Irak'tan gelen bilgilere göre Haşdi Şabi'nin önemli komutanları saldırılar olduğunda kaçabilecekleri ikinci adres olarak Irak Kürdistan Bölgesi'nde (IKB) yer alıyor.
Ayrıca ağır silahları ve kritik karargahları bilinmeyen bir yere naklediyor.
Irak Kürdistan Bölgesi'nde de bu olası senaryoların ayak seslerini duyuyoruz.
KDP lideri Mesud Barzani, Irak Cumhurbaşkanı olmasına izin vermediği Berhem Salih'i Erbil'de kabul etti.
Berhem Salih, İran'a yakın olarak biliniyordu fakat artık o cephede görülmüyor.
Berhem Salih'in de oluşan yeni dengelerde rol alabilmek için heyecanlandığını görüyoruz.
Yeni süreçte Berhem Salih, Bafil'a karşı KDP ile hareket edebilir. Bunu uzak ihtimal olarak görmüyorum.
Diğer yandan KDP ile KYB(YNK) de hükümet kurma arayışlarını hızlandırdı ve hafta içinde Erbil'de bir araya geldi.
Hükümet kısa sürede yeniden kurulabilir. Esad'ın düşmesi, "Direniş Ekseni"nin zayıflaması ve İran'ın etkisinin kırılması KYB'nin de pazarlık gücünü azaltan bir sonuç doğurdu.
Normalde başkanlık ya da başbakanlıktan aşağısına razı olmayan ve görüşmeler için bunu temel şart koşan KYB'nin önemli bakanlıkları da kabul edebileceği bilgileri geliyor.
Özetle; esasında 7 Ekim fakat o çok iddialı olacağı için 8 Aralık'tan sonra hiçbir şey eskisi gibi olmayacak.
İran eski İran değil ve "Direniş Ekseni" de çöküş sürecinde.
Lübnan ve Suriye bundan nasibini aldı. Bunun Yemen ve Irak'a mutlaka etkisi olacaktır.
Bunun yumuşak güçle mi yani diplomatik girişimlerle mi yoksa sert güçle yani savaşla mı olacağına bence İran karar verecek.
Şu an görünen tabloda İran'ın savaşı tercih ettiğini görüyor olsak da bu tutumunu değiştirmesi hiç uzak bir ihtimal değildir.
İran, Irak'ta savaş yerine yumuşak bir geçişi tercih edebilir.
Irak'ta İran vekil güçlerine yönelik bir saldırı dalgası başlarsa bu Tahran'ın içine kadar gider.
İran da bunu gördüğü için Irak'ta savaştan yana olmayabilir.

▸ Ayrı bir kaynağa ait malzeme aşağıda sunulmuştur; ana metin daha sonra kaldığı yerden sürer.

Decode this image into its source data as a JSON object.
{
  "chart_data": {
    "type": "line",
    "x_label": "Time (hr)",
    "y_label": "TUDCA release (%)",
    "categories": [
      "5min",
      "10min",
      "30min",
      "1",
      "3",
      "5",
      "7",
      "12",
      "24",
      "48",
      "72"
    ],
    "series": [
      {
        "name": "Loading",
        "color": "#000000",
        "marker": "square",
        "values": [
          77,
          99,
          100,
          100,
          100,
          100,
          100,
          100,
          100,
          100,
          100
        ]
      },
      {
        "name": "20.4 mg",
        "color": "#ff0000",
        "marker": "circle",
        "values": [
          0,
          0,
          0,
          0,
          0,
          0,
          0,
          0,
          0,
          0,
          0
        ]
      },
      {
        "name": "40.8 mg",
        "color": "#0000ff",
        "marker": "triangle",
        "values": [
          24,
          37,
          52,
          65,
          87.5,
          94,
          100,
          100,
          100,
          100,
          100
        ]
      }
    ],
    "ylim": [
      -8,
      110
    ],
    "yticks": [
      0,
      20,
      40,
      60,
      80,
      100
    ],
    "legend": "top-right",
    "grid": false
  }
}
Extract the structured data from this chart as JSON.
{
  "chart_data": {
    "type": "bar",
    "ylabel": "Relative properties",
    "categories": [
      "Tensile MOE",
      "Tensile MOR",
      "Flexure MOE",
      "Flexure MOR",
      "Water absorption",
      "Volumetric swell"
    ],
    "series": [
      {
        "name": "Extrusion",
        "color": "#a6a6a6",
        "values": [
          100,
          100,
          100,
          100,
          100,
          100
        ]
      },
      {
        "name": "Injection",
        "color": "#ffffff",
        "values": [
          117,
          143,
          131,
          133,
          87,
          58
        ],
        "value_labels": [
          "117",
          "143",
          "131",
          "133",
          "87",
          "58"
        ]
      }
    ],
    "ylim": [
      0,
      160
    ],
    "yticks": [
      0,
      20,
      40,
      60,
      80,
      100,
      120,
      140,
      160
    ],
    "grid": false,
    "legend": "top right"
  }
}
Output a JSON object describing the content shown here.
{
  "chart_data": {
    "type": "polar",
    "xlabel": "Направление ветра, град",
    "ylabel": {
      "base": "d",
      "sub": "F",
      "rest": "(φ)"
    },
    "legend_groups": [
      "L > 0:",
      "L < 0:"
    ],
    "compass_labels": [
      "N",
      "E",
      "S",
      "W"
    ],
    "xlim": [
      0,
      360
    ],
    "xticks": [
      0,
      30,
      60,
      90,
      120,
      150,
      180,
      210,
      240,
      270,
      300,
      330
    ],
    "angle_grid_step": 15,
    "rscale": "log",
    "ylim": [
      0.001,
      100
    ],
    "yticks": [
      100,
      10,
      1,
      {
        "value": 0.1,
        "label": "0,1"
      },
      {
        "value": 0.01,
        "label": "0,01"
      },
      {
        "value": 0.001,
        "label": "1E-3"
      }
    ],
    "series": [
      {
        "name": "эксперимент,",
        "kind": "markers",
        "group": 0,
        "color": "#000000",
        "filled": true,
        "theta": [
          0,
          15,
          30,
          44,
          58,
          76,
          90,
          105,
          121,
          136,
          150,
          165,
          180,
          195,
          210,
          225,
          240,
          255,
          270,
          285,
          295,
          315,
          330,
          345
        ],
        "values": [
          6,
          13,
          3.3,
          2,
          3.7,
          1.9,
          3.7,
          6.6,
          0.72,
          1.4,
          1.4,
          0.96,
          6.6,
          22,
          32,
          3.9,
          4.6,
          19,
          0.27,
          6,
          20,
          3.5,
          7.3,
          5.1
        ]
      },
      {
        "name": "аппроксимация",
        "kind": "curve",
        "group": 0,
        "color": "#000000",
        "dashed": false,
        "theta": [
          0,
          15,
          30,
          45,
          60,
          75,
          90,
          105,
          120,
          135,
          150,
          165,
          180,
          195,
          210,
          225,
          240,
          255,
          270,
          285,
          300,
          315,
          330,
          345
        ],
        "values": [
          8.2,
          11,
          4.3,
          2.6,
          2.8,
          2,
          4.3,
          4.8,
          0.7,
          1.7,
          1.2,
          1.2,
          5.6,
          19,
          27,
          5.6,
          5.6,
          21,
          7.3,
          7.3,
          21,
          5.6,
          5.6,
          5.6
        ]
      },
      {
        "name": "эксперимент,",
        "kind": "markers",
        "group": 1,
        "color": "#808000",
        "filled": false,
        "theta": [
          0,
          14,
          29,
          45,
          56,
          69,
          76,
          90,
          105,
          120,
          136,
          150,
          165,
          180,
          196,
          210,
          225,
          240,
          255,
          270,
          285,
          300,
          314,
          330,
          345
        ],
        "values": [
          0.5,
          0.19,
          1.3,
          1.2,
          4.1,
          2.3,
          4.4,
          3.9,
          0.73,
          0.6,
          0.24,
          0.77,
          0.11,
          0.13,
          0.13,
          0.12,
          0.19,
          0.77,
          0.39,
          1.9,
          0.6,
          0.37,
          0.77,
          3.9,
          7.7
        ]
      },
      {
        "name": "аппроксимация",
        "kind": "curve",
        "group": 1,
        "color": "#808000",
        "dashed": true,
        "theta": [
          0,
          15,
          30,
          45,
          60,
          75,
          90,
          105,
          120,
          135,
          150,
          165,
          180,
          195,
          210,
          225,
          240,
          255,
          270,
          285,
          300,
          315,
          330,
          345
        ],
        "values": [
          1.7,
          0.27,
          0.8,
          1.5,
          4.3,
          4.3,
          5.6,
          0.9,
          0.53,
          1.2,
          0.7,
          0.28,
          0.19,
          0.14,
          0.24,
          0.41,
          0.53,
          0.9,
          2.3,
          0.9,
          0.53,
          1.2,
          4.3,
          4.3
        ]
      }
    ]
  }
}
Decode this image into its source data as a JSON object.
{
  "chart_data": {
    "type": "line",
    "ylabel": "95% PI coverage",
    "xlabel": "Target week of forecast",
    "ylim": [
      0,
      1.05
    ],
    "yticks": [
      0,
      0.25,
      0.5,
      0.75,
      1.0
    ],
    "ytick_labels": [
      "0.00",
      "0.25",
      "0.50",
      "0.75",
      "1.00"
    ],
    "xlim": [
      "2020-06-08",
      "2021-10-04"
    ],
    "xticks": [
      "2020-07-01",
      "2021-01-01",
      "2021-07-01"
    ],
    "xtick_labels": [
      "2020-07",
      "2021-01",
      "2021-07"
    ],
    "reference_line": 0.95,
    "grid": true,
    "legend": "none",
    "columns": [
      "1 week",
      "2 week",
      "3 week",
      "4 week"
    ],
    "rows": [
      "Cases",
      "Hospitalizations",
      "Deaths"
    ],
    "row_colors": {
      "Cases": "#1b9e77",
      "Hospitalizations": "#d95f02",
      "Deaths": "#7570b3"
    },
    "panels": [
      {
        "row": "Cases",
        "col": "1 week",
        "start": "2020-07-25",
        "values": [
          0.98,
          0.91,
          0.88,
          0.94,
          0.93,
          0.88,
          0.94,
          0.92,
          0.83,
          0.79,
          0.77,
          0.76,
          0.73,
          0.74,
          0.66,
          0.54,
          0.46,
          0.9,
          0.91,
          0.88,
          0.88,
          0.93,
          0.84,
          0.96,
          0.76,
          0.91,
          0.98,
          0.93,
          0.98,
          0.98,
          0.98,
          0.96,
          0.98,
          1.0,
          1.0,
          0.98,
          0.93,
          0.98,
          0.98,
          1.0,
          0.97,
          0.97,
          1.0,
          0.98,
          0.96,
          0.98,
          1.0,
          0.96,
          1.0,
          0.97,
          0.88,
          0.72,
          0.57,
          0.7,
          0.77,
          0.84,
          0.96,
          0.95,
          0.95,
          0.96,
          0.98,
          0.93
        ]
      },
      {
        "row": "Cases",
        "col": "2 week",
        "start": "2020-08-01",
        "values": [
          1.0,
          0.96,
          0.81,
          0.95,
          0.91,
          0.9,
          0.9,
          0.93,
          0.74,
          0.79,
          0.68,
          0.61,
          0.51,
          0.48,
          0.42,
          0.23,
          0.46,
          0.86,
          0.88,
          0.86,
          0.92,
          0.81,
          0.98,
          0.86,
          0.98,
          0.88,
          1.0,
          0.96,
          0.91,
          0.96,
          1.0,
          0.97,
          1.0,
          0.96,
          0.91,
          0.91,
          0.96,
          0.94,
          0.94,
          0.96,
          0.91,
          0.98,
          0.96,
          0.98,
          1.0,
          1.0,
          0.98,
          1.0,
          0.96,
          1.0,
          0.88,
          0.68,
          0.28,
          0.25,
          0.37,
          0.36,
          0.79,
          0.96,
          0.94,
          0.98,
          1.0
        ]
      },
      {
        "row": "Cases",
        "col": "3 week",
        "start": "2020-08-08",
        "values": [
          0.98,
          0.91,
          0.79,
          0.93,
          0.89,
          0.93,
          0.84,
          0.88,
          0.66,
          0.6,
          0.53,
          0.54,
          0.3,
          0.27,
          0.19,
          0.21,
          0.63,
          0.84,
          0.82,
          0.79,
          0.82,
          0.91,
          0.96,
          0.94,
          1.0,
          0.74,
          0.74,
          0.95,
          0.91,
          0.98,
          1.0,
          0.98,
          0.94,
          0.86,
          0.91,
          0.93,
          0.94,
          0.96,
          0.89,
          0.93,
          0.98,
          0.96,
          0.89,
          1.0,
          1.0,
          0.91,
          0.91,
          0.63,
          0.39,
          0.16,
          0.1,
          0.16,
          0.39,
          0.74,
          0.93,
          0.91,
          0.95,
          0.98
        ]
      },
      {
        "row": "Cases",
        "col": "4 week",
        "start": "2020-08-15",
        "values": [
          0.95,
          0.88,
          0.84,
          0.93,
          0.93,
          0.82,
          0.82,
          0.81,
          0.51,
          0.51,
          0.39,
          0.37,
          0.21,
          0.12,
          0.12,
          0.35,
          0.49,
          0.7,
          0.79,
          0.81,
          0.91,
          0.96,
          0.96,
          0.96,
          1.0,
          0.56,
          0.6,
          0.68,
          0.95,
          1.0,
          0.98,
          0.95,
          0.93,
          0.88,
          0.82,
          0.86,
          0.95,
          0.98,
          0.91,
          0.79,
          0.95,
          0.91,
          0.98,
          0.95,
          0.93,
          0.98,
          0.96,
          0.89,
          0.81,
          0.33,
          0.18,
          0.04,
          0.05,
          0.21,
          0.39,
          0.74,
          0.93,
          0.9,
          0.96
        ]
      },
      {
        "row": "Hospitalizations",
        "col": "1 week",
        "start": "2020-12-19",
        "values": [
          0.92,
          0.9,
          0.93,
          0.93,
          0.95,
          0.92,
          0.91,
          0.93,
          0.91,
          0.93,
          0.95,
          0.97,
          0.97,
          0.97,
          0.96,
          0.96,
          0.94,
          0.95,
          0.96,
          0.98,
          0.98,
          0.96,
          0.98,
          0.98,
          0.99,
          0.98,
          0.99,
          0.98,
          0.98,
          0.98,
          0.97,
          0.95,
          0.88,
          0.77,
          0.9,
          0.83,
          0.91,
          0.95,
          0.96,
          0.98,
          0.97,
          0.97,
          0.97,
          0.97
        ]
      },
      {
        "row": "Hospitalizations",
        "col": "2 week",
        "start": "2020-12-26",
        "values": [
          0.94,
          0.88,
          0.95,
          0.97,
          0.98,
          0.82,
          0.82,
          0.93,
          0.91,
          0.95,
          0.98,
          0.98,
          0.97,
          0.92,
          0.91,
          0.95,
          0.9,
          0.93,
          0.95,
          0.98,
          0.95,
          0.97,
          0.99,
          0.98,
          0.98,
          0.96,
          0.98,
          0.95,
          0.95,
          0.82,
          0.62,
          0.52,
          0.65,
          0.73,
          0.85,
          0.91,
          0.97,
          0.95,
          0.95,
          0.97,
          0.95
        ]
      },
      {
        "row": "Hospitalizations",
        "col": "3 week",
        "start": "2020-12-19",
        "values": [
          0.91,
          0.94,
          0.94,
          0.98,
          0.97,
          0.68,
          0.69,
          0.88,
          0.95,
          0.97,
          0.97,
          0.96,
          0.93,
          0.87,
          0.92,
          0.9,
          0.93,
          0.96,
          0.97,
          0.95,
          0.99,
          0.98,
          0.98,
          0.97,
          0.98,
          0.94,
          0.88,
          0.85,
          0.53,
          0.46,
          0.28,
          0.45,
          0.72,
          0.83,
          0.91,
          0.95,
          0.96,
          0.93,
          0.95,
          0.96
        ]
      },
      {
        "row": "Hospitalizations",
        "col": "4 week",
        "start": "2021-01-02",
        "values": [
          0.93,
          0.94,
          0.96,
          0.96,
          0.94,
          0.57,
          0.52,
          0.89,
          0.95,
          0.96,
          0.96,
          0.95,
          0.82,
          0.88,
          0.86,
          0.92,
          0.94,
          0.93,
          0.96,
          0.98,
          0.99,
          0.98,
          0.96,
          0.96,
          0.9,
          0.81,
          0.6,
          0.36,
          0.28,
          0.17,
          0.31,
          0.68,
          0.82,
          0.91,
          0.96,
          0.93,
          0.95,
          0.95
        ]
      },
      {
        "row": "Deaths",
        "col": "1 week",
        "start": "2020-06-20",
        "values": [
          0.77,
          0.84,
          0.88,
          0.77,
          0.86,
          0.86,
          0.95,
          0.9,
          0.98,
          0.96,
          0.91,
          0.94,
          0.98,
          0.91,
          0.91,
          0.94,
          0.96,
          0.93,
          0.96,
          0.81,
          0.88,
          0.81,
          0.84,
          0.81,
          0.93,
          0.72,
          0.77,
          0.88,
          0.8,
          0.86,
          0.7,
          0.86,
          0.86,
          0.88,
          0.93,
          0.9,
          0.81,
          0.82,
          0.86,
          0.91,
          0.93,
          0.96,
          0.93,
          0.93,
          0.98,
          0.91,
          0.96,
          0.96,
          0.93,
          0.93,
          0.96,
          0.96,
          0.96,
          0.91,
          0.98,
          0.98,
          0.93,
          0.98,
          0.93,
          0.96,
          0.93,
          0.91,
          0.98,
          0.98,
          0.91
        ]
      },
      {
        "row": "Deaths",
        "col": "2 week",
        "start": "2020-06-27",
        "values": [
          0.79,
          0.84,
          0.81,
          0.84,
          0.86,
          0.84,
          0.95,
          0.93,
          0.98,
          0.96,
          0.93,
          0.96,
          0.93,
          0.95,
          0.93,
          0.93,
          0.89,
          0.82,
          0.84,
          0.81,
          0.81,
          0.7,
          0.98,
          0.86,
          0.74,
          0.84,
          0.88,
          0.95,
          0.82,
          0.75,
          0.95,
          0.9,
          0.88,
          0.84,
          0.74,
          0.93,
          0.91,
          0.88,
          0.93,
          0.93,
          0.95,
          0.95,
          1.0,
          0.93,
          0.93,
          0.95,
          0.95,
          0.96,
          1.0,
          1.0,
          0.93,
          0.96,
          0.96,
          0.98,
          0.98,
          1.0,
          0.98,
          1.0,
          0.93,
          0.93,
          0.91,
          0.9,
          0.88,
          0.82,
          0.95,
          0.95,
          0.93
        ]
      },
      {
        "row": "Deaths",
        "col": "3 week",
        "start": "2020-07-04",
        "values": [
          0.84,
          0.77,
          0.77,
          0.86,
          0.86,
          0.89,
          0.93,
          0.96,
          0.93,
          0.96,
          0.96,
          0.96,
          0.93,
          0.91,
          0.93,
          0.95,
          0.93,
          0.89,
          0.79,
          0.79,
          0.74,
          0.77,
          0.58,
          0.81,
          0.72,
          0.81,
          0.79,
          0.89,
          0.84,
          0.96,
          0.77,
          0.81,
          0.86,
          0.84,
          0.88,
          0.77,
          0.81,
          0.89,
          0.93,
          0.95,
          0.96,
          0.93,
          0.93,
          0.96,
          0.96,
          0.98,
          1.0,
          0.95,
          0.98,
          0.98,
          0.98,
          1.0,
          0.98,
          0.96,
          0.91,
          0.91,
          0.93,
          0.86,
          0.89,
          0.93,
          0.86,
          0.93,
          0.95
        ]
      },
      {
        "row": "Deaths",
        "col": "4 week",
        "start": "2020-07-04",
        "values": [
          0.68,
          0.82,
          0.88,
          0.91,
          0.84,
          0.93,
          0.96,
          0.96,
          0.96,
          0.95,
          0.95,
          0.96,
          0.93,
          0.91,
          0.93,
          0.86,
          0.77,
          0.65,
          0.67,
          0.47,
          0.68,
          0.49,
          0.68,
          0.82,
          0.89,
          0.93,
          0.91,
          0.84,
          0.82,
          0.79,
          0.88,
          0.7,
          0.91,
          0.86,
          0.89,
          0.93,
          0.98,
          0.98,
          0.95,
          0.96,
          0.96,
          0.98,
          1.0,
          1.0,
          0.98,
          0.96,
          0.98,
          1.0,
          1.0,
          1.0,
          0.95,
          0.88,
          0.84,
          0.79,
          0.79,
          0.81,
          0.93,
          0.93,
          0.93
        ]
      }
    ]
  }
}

Irak'ta bu anlamda yaşanacak bir kriz Irak'ta durmayacak ve ateşin kıvılcımları İran'ın içine sıçrayacaktır.
Bu yüzden Lübnan ve Suriye'de kaybeden İran, Irak ve Yemen'de de kazan-kazan formülüne razı olabilir ve Haşdi Şabi milislerini lağvetmek başta olmak üzere bu ülkedeki gücünü de makul seviyelere çekmeyi tercih edebilir. ‘’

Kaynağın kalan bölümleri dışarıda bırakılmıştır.